Hershberger and colleagues evaluated the Safety Counts intervention in this journal in 2003, finding few significant outcomes of the Safety Counts intervention compared to the standard VCT condition. Our analyses adopt a different perspective towards the data. The prior analyses emphasized as-treated comparisons of compliers in each condition (although intent-to-treat results were presented in the text as well). Those who did not complete the full intervention schedule were discarded from the primary analyses. A key difference between that paper and the present one is our emphasis on intent-to-treat comparisons of those assigned to the VCT control condition and those assigned to Safety Counts.
Beyond the difference in emphasis, the determination of which potential participants to include in the intent-to-treat analyses was not the same in the two studies. In the present study, completion of the NIDA Standard Intervention (attending two sessions) was a criterion for eligibility, and we excluded individuals who did not complete both sessions. In addition, we excluded from analysis those who reported lengthy incarcerations at either the baseline or follow-up assessment, as that reduces the individual’s behavioral autonomy. The Hershberger et al. analyses did not make these exclusions.
Another difference between the two studies is that we analyzed the data using some additional outcome markers. The authors of the prior paper analyzing Safety Counts chose several dichotomous outcome measures such as any sexual activity or not, any unprotected sex or not, multiple partners or not, using crack or not, and any injection drug use or not. They also measured selected risky behaviors as percentages: percent of times injected with dirty works, percent of times used condoms. We analyzed a subset of the dichotomous outcome measures from the prior study, with some modifications to definition or analytic method.
However, in addition to these measures, we also used count measures of how frequently the behaviors were practiced, such as number of times injecting (also used in the prior study), number of times using dirty works, number of times using crack, number of times having sex, and number of unprotected sexual risk acts. We did not use outcomes expressed as percentages. We believe that counts provide a useful measure of absolute risk that is superior to percentages. In the case of condoms, for example, count measures capture frequency of sexual activity, as well as relative frequency of condom use. A person using condoms 30 times out of 60 is at greater risk than a person using condoms two times out of four, yet a dichotomous indicator of practicing unsafe sex, or a percentage measure of condom use would not differentiate between these two individuals.
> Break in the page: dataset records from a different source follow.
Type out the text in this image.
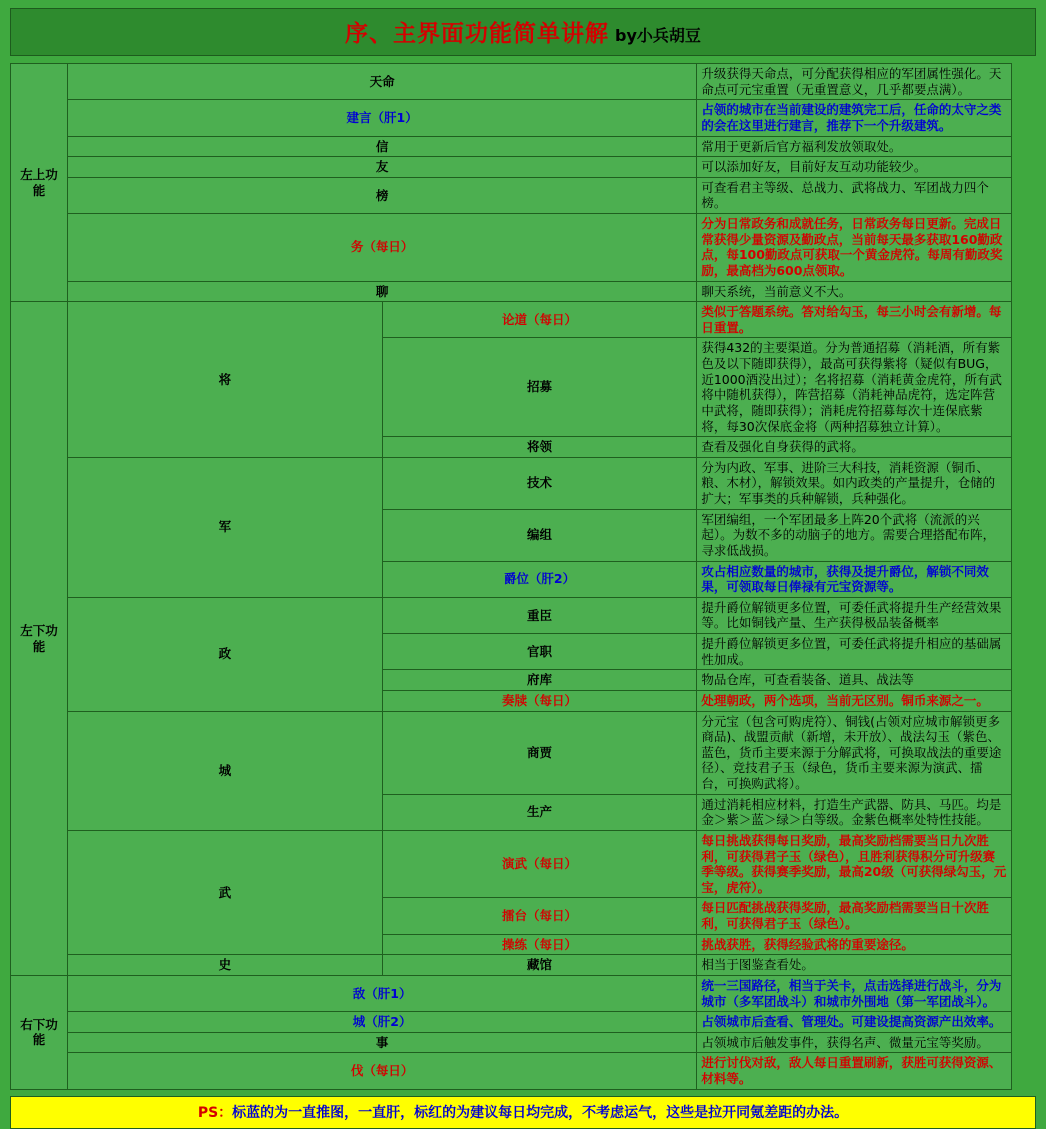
序、主界面功能简单讲解 by小兵胡豆
左上功能	天命		升级获得天命点，可分配获得相应的军团属性强化。天命点可元宝重置（无重置意义，几乎都要点满）。
	建言（肝1）		占领的城市在当前建设的建筑完工后，任命的太守之类的会在这里进行建言，推荐下一个升级建筑。
	信		常用于更新后官方福利发放领取处。
	友		可以添加好友，目前好友互动功能较少。
	榜		可查看君主等级、总战力、武将战力、军团战力四个榜。
	务（每日）		分为日常政务和成就任务，日常政务每日更新。完成日常获得少量资源及勤政点，当前每天最多获取160勤政点，每100勤政点可获取一个黄金虎符。每周有勤政奖励，最高档为600点领取。
	聊		聊天系统，当前意义不大。
左下功能	将	论道（每日）	类似于答题系统。答对给勾玉，每三小时会有新增。每日重置。
		招募	获得432的主要渠道。分为普通招募（消耗酒，所有紫色及以下随即获得），最高可获得紫将（疑似有BUG，近1000酒没出过）；名将招募（消耗黄金虎符，所有武将中随机获得），阵营招募（消耗神品虎符，选定阵营中武将，随即获得）；消耗虎符招募每次十连保底紫将，每30次保底金将（两种招募独立计算）。
		将领	查看及强化自身获得的武将。
	军	技术	分为内政、军事、进阶三大科技，消耗资源（铜币、粮、木材），解锁效果。如内政类的产量提升，仓储的扩大；军事类的兵种解锁，兵种强化。
		编组	军团编组，一个军团最多上阵20个武将（流派的兴起）。为数不多的动脑子的地方。需要合理搭配布阵，寻求低战损。
		爵位（肝2）	攻占相应数量的城市，获得及提升爵位，解锁不同效果，可领取每日俸禄有元宝资源等。
	政	重臣	提升爵位解锁更多位置，可委任武将提升生产经营效果等。比如铜钱产量、生产获得极品装备概率
		官职	提升爵位解锁更多位置，可委任武将提升相应的基础属性加成。
		府库	物品仓库，可查看装备、道具、战法等
		奏牍（每日）	处理朝政，两个选项，当前无区别。铜币来源之一。
	城	商贾	分元宝（包含可购虎符）、铜钱(占领对应城市解锁更多商品)、战盟贡献（新增，未开放）、战法勾玉（紫色、蓝色，货币主要来源于分解武将，可换取战法的重要途径）、竞技君子玉（绿色，货币主要来源为演武、擂台，可换购武将）。
		生产	通过消耗相应材料，打造生产武器、防具、马匹。均是金＞紫＞蓝＞绿＞白等级。金紫色概率处特性技能。
	武	演武（每日）	每日挑战获得每日奖励，最高奖励档需要当日九次胜利，可获得君子玉（绿色），且胜利获得积分可升级赛季等级。获得赛季奖励，最高20级（可获得绿勾玉，元宝，虎符）。
		擂台（每日）	每日匹配挑战获得奖励，最高奖励档需要当日十次胜利，可获得君子玉（绿色）。
		操练（每日）	挑战获胜，获得经验武将的重要途径。
	史	藏馆	相当于图鉴查看处。
右下功能	敌（肝1）		统一三国路径，相当于关卡，点击选择进行战斗，分为城市（多军团战斗）和城市外围地（第一军团战斗）。
	城（肝2）		占领城市后查看、管理处。可建设提高资源产出效率。
	事		占领城市后触发事件，获得名声、微量元宝等奖励。
	伐（每日）		进行讨伐对敌，敌人每日重置刷新，获胜可获得资源、材料等。
PS：标蓝的为一直推图，一直肝，标红的为建议每日均完成，不考虑运气，这些是拉开同氪差距的办法。
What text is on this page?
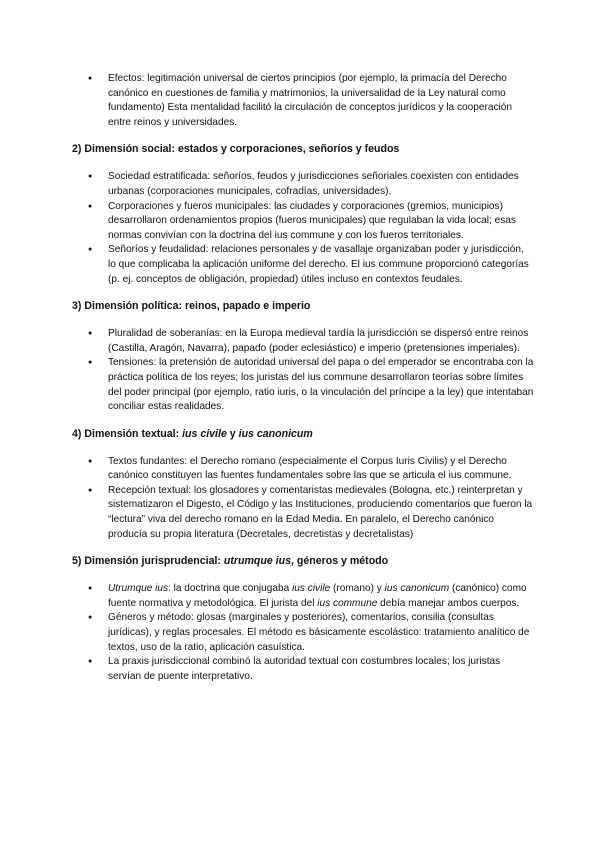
● Efectos: legitimación universal de ciertos principios (por ejemplo, la primacía del Derecho canónico en cuestiones de familia y matrimonios, la universalidad de la Ley natural como fundamento) Esta mentalidad facilitó la circulación de conceptos jurídicos y la cooperación entre reinos y universidades.
2) Dimensión social: estados y corporaciones, señoríos y feudos
● Sociedad estratificada: señoríos, feudos y jurisdicciones señoriales coexisten con entidades urbanas (corporaciones municipales, cofradías, universidades).
● Corporaciones y fueros municipales: las ciudades y corporaciones (gremios, municipios) desarrollaron ordenamientos propios (fueros municipales) que regulaban la vida local; esas normas convivían con la doctrina del ius commune y con los fueros territoriales.
● Señoríos y feudalidad: relaciones personales y de vasallaje organizaban poder y jurisdicción, lo que complicaba la aplicación uniforme del derecho. El ius commune proporcionó categorías (p. ej. conceptos de obligación, propiedad) útiles incluso en contextos feudales.
3) Dimensión política: reinos, papado e imperio
● Pluralidad de soberanías: en la Europa medieval tardía la jurisdicción se dispersó entre reinos (Castilla, Aragón, Navarra), papado (poder eclesiástico) e imperio (pretensiones imperiales).
● Tensiones: la pretensión de autoridad universal del papa o del emperador se encontraba con la práctica política de los reyes; los juristas del ius commune desarrollaron teorías sobre límites del poder principal (por ejemplo, ratio iuris, o la vinculación del príncipe a la ley) que intentaban conciliar estas realidades.
4) Dimensión textual: ius civile y ius canonicum
● Textos fundantes: el Derecho romano (especialmente el Corpus Iuris Civilis) y el Derecho canónico constituyen las fuentes fundamentales sobre las que se articula el ius commune.
● Recepción textual: los glosadores y comentaristas medievales (Bologna, etc.) reinterpretan y sistematizaron el Digesto, el Código y las Instituciones, produciendo comentarios que fueron la “lectura” viva del derecho romano en la Edad Media. En paralelo, el Derecho canónico producía su propia literatura (Decretales, decretistas y decretalistas)
5) Dimensión jurisprudencial: utrumque ius, géneros y método
● Utrumque ius: la doctrina que conjugaba ius civile (romano) y ius canonicum (canónico) como fuente normativa y metodológica. El jurista del ius commune debía manejar ambos cuerpos.
● Géneros y método: glosas (marginales y posteriores), comentarios, consilia (consultas jurídicas), y reglas procesales. El método es básicamente escolástico: tratamiento analítico de textos, uso de la ratio, aplicación casuística.
● La praxis jurisdiccional combinó la autoridad textual con costumbres locales; los juristas servían de puente interpretativo.
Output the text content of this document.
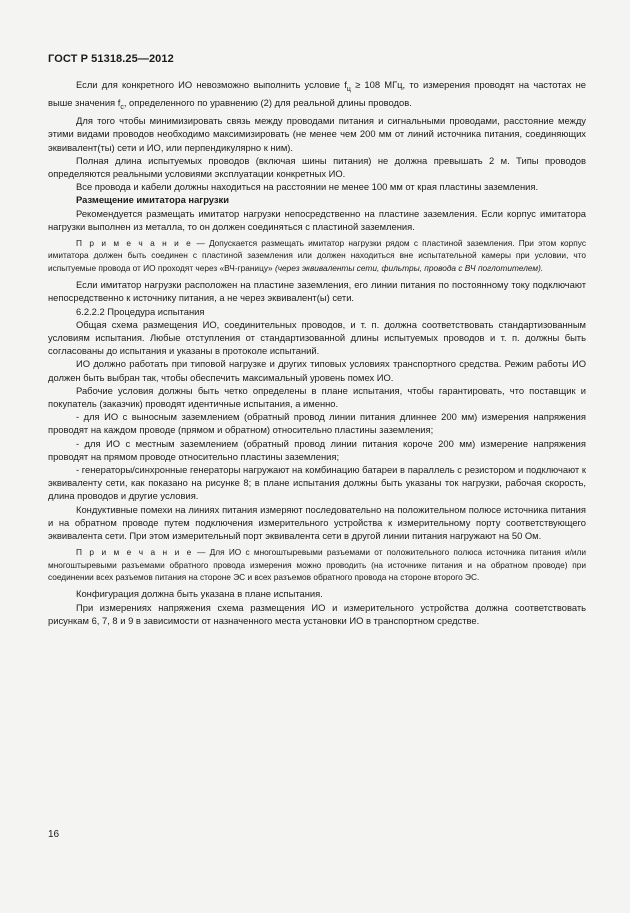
ГОСТ Р 51318.25—2012

Если для конкретного ИО невозможно выполнить условие $f_ц \ge 108$ МГц, то измерения проводят на частотах не выше значения $f_c$, определенного по уравнению (2) для реальной длины проводов.

Для того чтобы минимизировать связь между проводами питания и сигнальными проводами, расстояние между этими видами проводов необходимо максимизировать (не менее чем 200 мм от линий источника питания, соединяющих эквивалент(ты) сети и ИО, или перпендикулярно к ним).

Полная длина испытуемых проводов (включая шины питания) не должна превышать 2 м. Типы проводов определяются реальными условиями эксплуатации конкретных ИО.

Все провода и кабели должны находиться на расстоянии не менее 100 мм от края пластины заземления.

Размещение имитатора нагрузки

Рекомендуется размещать имитатор нагрузки непосредственно на пластине заземления. Если корпус имитатора нагрузки выполнен из металла, то он должен соединяться с пластиной заземления.

П р и м е ч а н и е — Допускается размещать имитатор нагрузки рядом с пластиной заземления. При этом корпус имитатора должен быть соединен с пластиной заземления или должен находиться вне испытательной камеры при условии, что испытуемые провода от ИО проходят через «ВЧ-границу» (через эквиваленты сети, фильтры, провода с ВЧ поглотителем).

Если имитатор нагрузки расположен на пластине заземления, его линии питания по постоянному току подключают непосредственно к источнику питания, а не через эквивалент(ы) сети.

6.2.2.2 Процедура испытания

Общая схема размещения ИО, соединительных проводов, и т. п. должна соответствовать стандартизованным условиям испытания. Любые отступления от стандартизованной длины испытуемых проводов и т. п. должны быть согласованы до испытания и указаны в протоколе испытаний.

ИО должно работать при типовой нагрузке и других типовых условиях транспортного средства. Режим работы ИО должен быть выбран так, чтобы обеспечить максимальный уровень помех ИО.

Рабочие условия должны быть четко определены в плане испытания, чтобы гарантировать, что поставщик и покупатель (заказчик) проводят идентичные испытания, а именно.

- для ИО с выносным заземлением (обратный провод линии питания длиннее 200 мм) измерения напряжения проводят на каждом проводе (прямом и обратном) относительно пластины заземления;

- для ИО с местным заземлением (обратный провод линии питания короче 200 мм) измерение напряжения проводят на прямом проводе относительно пластины заземления;

- генераторы/синхронные генераторы нагружают на комбинацию батареи в параллель с резистором и подключают к эквиваленту сети, как показано на рисунке 8; в плане испытания должны быть указаны ток нагрузки, рабочая скорость, длина проводов и другие условия.

Кондуктивные помехи на линиях питания измеряют последовательно на положительном полюсе источника питания и на обратном проводе путем подключения измерительного устройства к измерительному порту соответствующего эквивалента сети. При этом измерительный порт эквивалента сети в другой линии питания нагружают на 50 Ом.

П р и м е ч а н и е — Для ИО с многоштыревыми разъемами от положительного полюса источника питания и/или многоштыревыми разъемами обратного провода измерения можно проводить (на источнике питания и на обратном проводе) при соединении всех разъемов питания на стороне ЭС и всех разъемов обратного провода на стороне второго ЭС.

Конфигурация должна быть указана в плане испытания.

При измерениях напряжения схема размещения ИО и измерительного устройства должна соответствовать рисункам 6, 7, 8 и 9 в зависимости от назначенного места установки ИО в транспортном средстве.

16
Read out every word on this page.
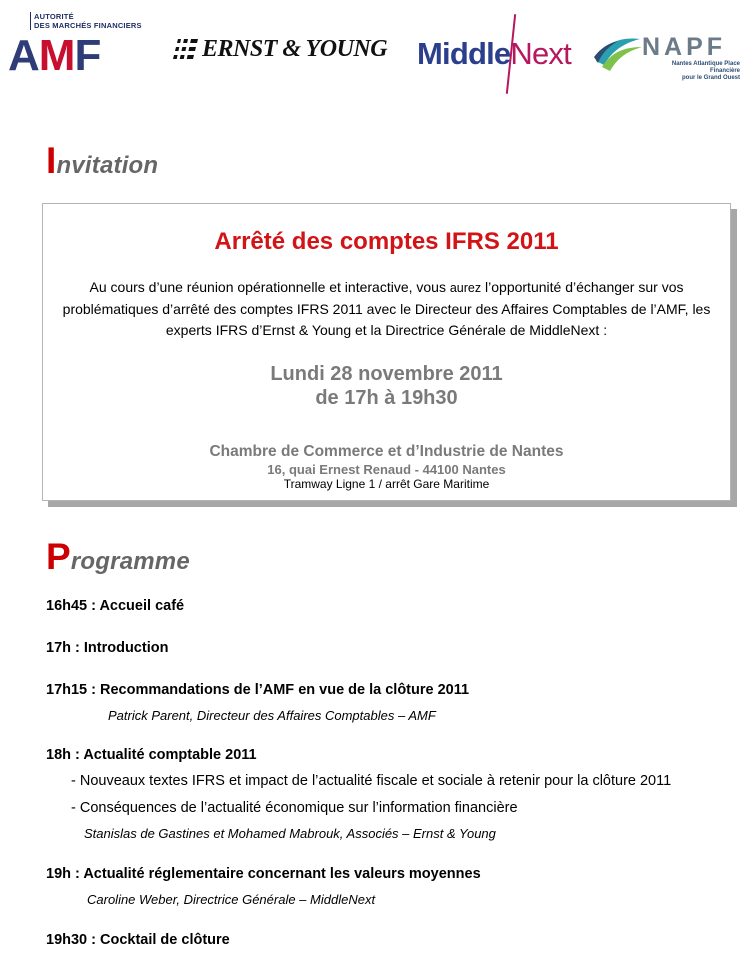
AUTORITÉ
DES MARCHÉS FINANCIERS
AMF	ERNST & YOUNG MiddleNext	NAPF
Nantes Atlantique Place Financière
pour le Grand Ouest
Invitation
Arrêté des comptes IFRS 2011
Au cours d’une réunion opérationnelle et interactive, vous aurez l’opportunité d’échanger sur vos problématiques d’arrêté des comptes IFRS 2011 avec le Directeur des Affaires Comptables de l’AMF, les experts IFRS d’Ernst & Young et la Directrice Générale de MiddleNext :
Lundi 28 novembre 2011
de 17h à 19h30
Chambre de Commerce et d’Industrie de Nantes
16, quai Ernest Renaud - 44100 Nantes
Tramway Ligne 1 / arrêt Gare Maritime
Programme
16h45 : Accueil café
17h : Introduction
17h15 : Recommandations de l’AMF en vue de la clôture 2011
Patrick Parent, Directeur des Affaires Comptables – AMF
18h : Actualité comptable 2011
- Nouveaux textes IFRS et impact de l’actualité fiscale et sociale à retenir pour la clôture 2011
- Conséquences de l’actualité économique sur l’information financière
Stanislas de Gastines et Mohamed Mabrouk, Associés – Ernst & Young
19h : Actualité réglementaire concernant les valeurs moyennes
Caroline Weber, Directrice Générale – MiddleNext
19h30 : Cocktail de clôture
We also chose different methods to analyze the frequency measures. Data plots showed that these measures were not normally distributed, but in fact followed a Poisson distribution. We therefore used random effects models assuming a Poisson distribution for count variables. We believe that this analytic method provides a better fit to the data than did the methods used by the authors of the prior published analyses. For frequency measures, they used a two-way ANOVA approach, which assumes that variables follow a normal distribution. This was not the case for the count (times injected) or percentage variables examined in that study. We feel that the choice of appropriate sample and outcome measures in conjunction with correct statistical methods will provide a more accurate evaluation of the actual intervention impact.